GBP faces two profit-taking risks after three days of appreciation. GBP/USD bounced off a trendline support at 1.26 last Friday and met trendline resistances around 1.2735-40 on Tuesday. First, UK Chancellor of the Exchequer Jeremy Hunt’s Spring Budget announcement will likely fall short of expectations. The expected personal tax cuts will unlikely be large enough to satisfy the Tory MPs’ hopes for a boost with voters or to the UK economy ahead of the next general elections due by January 2025. Given the need to finance the tax cuts with fiscal spending, the Office for Budget Responsibility will likely lower its 2024 GDP growth forecast from the 0.7% projected in November. The Bank of England correctly anticipated the technical recession but is not rushing to lower rates. For the BOE meeting on March 21, let’s see if BOE Governor Andrew Bailey remains comfortable with interest rate futures projecting the first cut in June or August.
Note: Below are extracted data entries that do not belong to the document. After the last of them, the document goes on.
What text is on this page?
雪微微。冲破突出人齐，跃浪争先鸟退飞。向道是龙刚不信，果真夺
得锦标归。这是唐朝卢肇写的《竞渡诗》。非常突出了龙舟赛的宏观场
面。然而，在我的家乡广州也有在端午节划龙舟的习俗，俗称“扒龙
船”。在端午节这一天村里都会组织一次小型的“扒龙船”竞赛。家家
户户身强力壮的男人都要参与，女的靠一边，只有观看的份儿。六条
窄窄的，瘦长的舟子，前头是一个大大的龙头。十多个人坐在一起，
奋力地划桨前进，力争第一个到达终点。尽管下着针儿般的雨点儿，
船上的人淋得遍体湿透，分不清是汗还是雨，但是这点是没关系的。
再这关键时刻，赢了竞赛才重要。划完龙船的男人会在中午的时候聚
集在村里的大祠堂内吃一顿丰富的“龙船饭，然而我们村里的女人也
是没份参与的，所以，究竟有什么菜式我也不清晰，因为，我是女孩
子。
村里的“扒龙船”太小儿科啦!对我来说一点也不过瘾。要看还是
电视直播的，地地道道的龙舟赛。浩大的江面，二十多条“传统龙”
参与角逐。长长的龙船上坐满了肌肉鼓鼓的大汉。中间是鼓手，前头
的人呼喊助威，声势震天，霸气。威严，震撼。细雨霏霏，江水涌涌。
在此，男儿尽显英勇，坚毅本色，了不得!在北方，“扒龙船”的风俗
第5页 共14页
Bailey told the Treasury Select Committee that inflation on February 20, the BOE did not need inflation to hit the 2% target to cut rates. With CPI inflation falling at 3.9-4% for three months into January, let’s see if the BOE will stick by its earlier projection for CPI inflation to hit 2% in spring before rising again in the rest of 2024.
Second, Fed Chair Jerome Powell will confront and resist pressures from US lawmakers to cut interest rates at his semi-annual testimony on monetary policy before the House Financial Services Committee today and before the Senate Banking Committee tomorrow. At the FOMC meeting on January 31, Powell said a rate cut was not the base scenario at the March 20 meeting. Despite a letter from Senator Elizabeth and three Democratic lawmakers urging immediate action to relieve homeowners from high mortgage rates, Powell and Fed officials have been advocating patience on the resilience of the US economy and labour market. Atlanta Fed President Raphael Bostic, a voting FOMC member, favours delivering the first Fed cut in 3Q24, later than the futures’ projection for a June cut. The data-dependent market sees today’s ADP employment data increasing to 150k (consensus) in February from 107k in January, and Friday’s nonfarm payrolls holding at/above the 200k level. Next week, consensus expects CPI inflation to increase again to 0.4% MoM in February after rising to 0.3% in January from 0.2% in the previous month. Not surprisingly, DXY bounced off the floor of its two-week range between 103.6 and 104.2.
Quote of the day
"If people knew how hard I worked to get my mastery, it wouldn’t seem so wonderful at all.”
Michelangelo (born 6 March 1475)
6 March in history
Ghana becomes the first African country to gain independence from colonial rule in 1957.